Mustafa BAŞARAN


KARDEŞLER AYNI AİLEDE BÜYÜSELER BİLE NEDEN BİRBİRİNDEN KARAKTER OLARAK FARKLIDIR?


               Yıllar öncesinden bir söz söyler Heraklitos: Bir nehirde iki kere yıkanılmaz… 

               Aslında insan hayatı için de durum bundan farklı değildir. Daha da sınırlandıracak olursak anne ve babalar için de bu durum geçerlidir. İlk çocuklarını kucaklarına aldıklarında kendi kişisel gelişimlerinin herhangi bir döneminde olan ebeveynler, ikinci çocuk ve daha sonraki çocuklara sahip olduklarında da farklı bir dönemde olabilmektedirler. Bununla birlikte çocukların doğ dukları ortam birbirinden çok fazla değişkenlik gösterebilmektedir. 

               Anne ve babalar ilk çocuklarını kucaklarına aldıklarında ebeveynliği yeni deneyimlerken ilk evlat evin biricik çocuğu olmanın ruh halini yaşayacaktır. Sahip olunan ilk evlat olduğu için sınırsız ilgi ve muhtemelen de tecrübesizliklerle büyüyen çocuk, kardeşi olduğunda ise görmüş olduğu ilgiyi paylaşmak zorunda kalmanın acısını yaşayacak. Bununla kalmayıp evde kendisini rakip olarak görecek bir aile üyesine sahip olacaktır. Kardeşiyle girdiği çatışmalarda “sen büyüksün, sen ona uyma” gibi sözlerle negatif ayrımcılığı yaşayabilecek olup Alfred Adler’in deyimiyle “tahtını yitiren kral’’ halini alabilecektir. 

               İlk çocuklarını büyütmeyle tecrübe kazanan anne babalar ikinci çocuklarını yetiştirirken tecrübelerini kullanıp karşılaştıkları problemlere karşı daha kolay çözüm yolları geliştirebilmektedir. Anne ve babalar küçük çocuklarına karşı daha sempatik davranabilirler ve bu çocuklar anne ve babalarına daha sevecen olarak gelebilmektedir. Küçük çocuklar doğduğu anda ailede kendisini rakip olarak görebilecek ya da model alabilecekleri bir büyüğe sahiptirler. 

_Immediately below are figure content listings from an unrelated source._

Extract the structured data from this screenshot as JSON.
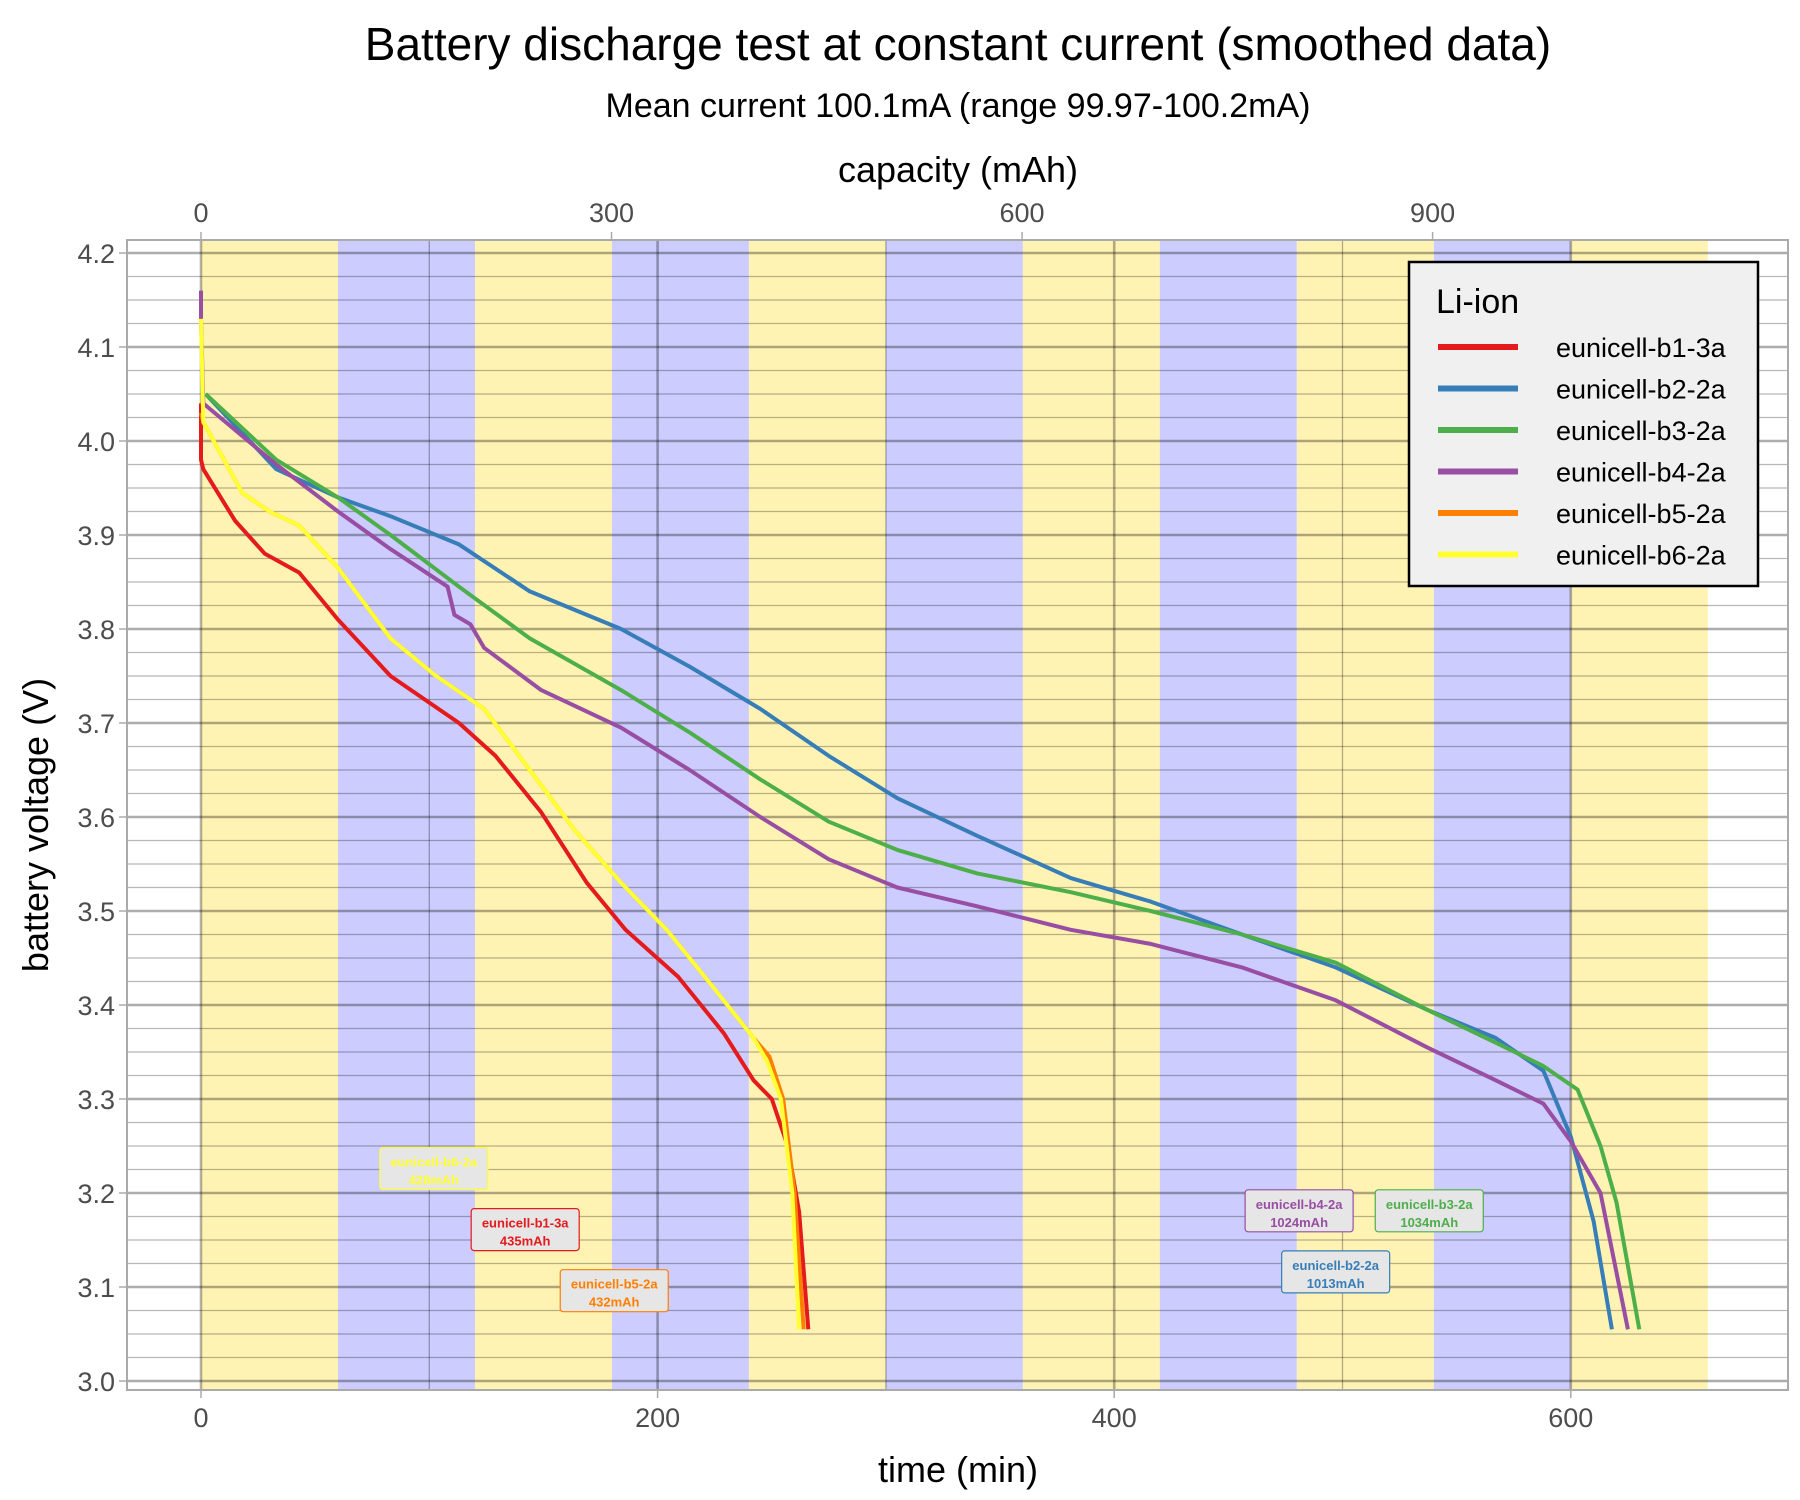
{
  "chart_data": {
    "type": "line",
    "title": "Battery discharge test at constant current (smoothed data)",
    "subtitle": "Mean current 100.1mA (range 99.97-100.2mA)",
    "xlabel": "time (min)",
    "ylabel": "battery voltage (V)",
    "x2label": "capacity (mAh)",
    "xlim": [
      -33,
      693
    ],
    "ylim": [
      3.0,
      4.2
    ],
    "x_ticks": [
      0,
      200,
      400,
      600
    ],
    "x2_ticks": [
      0,
      300,
      600,
      900
    ],
    "y_ticks": [
      "3.0",
      "3.1",
      "3.2",
      "3.3",
      "3.4",
      "3.5",
      "3.6",
      "3.7",
      "3.8",
      "3.9",
      "4.0",
      "4.1",
      "4.2"
    ],
    "grid": true,
    "background_bands": {
      "width_min": 60,
      "colors": [
        "#fff3b3",
        "#ccccff"
      ],
      "end_min": 660
    },
    "legend": {
      "title": "Li-ion",
      "placement": "top-right"
    },
    "series": [
      {
        "name": "eunicell-b1-3a",
        "color": "#e41a1c",
        "capacity_label": "435mAh",
        "label_at": [
          142,
          3.16
        ],
        "points": [
          [
            0,
            4.04
          ],
          [
            0,
            3.98
          ],
          [
            1,
            3.97
          ],
          [
            15,
            3.915
          ],
          [
            28,
            3.88
          ],
          [
            43,
            3.86
          ],
          [
            60,
            3.81
          ],
          [
            83,
            3.75
          ],
          [
            113,
            3.7
          ],
          [
            129,
            3.665
          ],
          [
            149,
            3.605
          ],
          [
            169,
            3.53
          ],
          [
            186,
            3.48
          ],
          [
            209,
            3.43
          ],
          [
            229,
            3.37
          ],
          [
            242,
            3.32
          ],
          [
            250,
            3.3
          ],
          [
            257,
            3.25
          ],
          [
            262,
            3.18
          ],
          [
            266,
            3.055
          ]
        ]
      },
      {
        "name": "eunicell-b2-2a",
        "color": "#377eb8",
        "capacity_label": "1013mAh",
        "label_at": [
          497,
          3.115
        ],
        "points": [
          [
            2,
            4.05
          ],
          [
            33,
            3.97
          ],
          [
            60,
            3.94
          ],
          [
            83,
            3.92
          ],
          [
            113,
            3.89
          ],
          [
            144,
            3.84
          ],
          [
            184,
            3.8
          ],
          [
            214,
            3.76
          ],
          [
            245,
            3.715
          ],
          [
            275,
            3.665
          ],
          [
            305,
            3.62
          ],
          [
            340,
            3.58
          ],
          [
            381,
            3.535
          ],
          [
            416,
            3.51
          ],
          [
            456,
            3.475
          ],
          [
            497,
            3.44
          ],
          [
            537,
            3.395
          ],
          [
            567,
            3.365
          ],
          [
            588,
            3.33
          ],
          [
            600,
            3.26
          ],
          [
            610,
            3.17
          ],
          [
            618,
            3.055
          ]
        ]
      },
      {
        "name": "eunicell-b3-2a",
        "color": "#4daf4a",
        "capacity_label": "1034mAh",
        "label_at": [
          538,
          3.18
        ],
        "points": [
          [
            2,
            4.05
          ],
          [
            33,
            3.98
          ],
          [
            60,
            3.94
          ],
          [
            83,
            3.9
          ],
          [
            113,
            3.845
          ],
          [
            144,
            3.79
          ],
          [
            184,
            3.735
          ],
          [
            214,
            3.69
          ],
          [
            245,
            3.64
          ],
          [
            275,
            3.595
          ],
          [
            305,
            3.565
          ],
          [
            340,
            3.54
          ],
          [
            381,
            3.52
          ],
          [
            416,
            3.5
          ],
          [
            456,
            3.475
          ],
          [
            497,
            3.445
          ],
          [
            537,
            3.395
          ],
          [
            567,
            3.36
          ],
          [
            588,
            3.335
          ],
          [
            603,
            3.31
          ],
          [
            613,
            3.25
          ],
          [
            620,
            3.19
          ],
          [
            630,
            3.055
          ]
        ]
      },
      {
        "name": "eunicell-b4-2a",
        "color": "#984ea3",
        "capacity_label": "1024mAh",
        "label_at": [
          481,
          3.18
        ],
        "points": [
          [
            0,
            4.16
          ],
          [
            0,
            4.13
          ],
          [
            1,
            4.04
          ],
          [
            33,
            3.975
          ],
          [
            60,
            3.925
          ],
          [
            83,
            3.885
          ],
          [
            108,
            3.845
          ],
          [
            111,
            3.815
          ],
          [
            118,
            3.805
          ],
          [
            124,
            3.78
          ],
          [
            149,
            3.735
          ],
          [
            184,
            3.695
          ],
          [
            214,
            3.65
          ],
          [
            245,
            3.6
          ],
          [
            275,
            3.555
          ],
          [
            305,
            3.525
          ],
          [
            340,
            3.505
          ],
          [
            381,
            3.48
          ],
          [
            416,
            3.465
          ],
          [
            456,
            3.44
          ],
          [
            497,
            3.405
          ],
          [
            537,
            3.355
          ],
          [
            567,
            3.32
          ],
          [
            588,
            3.295
          ],
          [
            600,
            3.255
          ],
          [
            613,
            3.2
          ],
          [
            625,
            3.055
          ]
        ]
      },
      {
        "name": "eunicell-b5-2a",
        "color": "#ff7f00",
        "capacity_label": "432mAh",
        "label_at": [
          181,
          3.095
        ],
        "points": [
          [
            0,
            4.03
          ],
          [
            1,
            4.02
          ],
          [
            18,
            3.945
          ],
          [
            30,
            3.925
          ],
          [
            43,
            3.91
          ],
          [
            60,
            3.865
          ],
          [
            83,
            3.79
          ],
          [
            103,
            3.75
          ],
          [
            124,
            3.715
          ],
          [
            144,
            3.65
          ],
          [
            164,
            3.585
          ],
          [
            184,
            3.53
          ],
          [
            204,
            3.48
          ],
          [
            224,
            3.42
          ],
          [
            242,
            3.365
          ],
          [
            249,
            3.345
          ],
          [
            255,
            3.3
          ],
          [
            260,
            3.2
          ],
          [
            264,
            3.055
          ]
        ]
      },
      {
        "name": "eunicell-b6-2a",
        "color": "#ffff33",
        "capacity_label": "428mAh",
        "label_at": [
          102,
          3.225
        ],
        "points": [
          [
            0,
            4.13
          ],
          [
            1,
            4.02
          ],
          [
            18,
            3.945
          ],
          [
            30,
            3.925
          ],
          [
            43,
            3.91
          ],
          [
            60,
            3.865
          ],
          [
            83,
            3.79
          ],
          [
            103,
            3.75
          ],
          [
            124,
            3.715
          ],
          [
            144,
            3.65
          ],
          [
            164,
            3.585
          ],
          [
            184,
            3.53
          ],
          [
            204,
            3.48
          ],
          [
            224,
            3.42
          ],
          [
            242,
            3.365
          ],
          [
            248,
            3.34
          ],
          [
            254,
            3.3
          ],
          [
            259,
            3.2
          ],
          [
            262,
            3.055
          ]
        ]
      }
    ]
  }
}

               Ortanca çocuklar büyük ve küçük çocuklara göre zor bir durumdadır.  Ortanca çocuklarda ne büyüğün saygınlığı ve ağırlığı ne de küçük çocuğun sempatikliği ve tatlılığı vardır.

               Kardeş sırası ve anne babanın deneyim farklılıklarının yanına kişiliğin doğuştan gelen yönü olan mizaç ve değişken bir yapıya sahip sosyal çevre ve olaylar eklenince aynı evde yaşayan, kişilik olarak birbirinden çok farklı kardeşlerle karşılaşmak mümkündür. “İkisini de biz büyüttük ama neden bu kadar farklı bizim çocuklar’’ diye düşünen anne babalar çocuklarını anlamak için yukarıdaki değişkenler ışığında çocuklarının hayatına bakmaları gerek mektedir.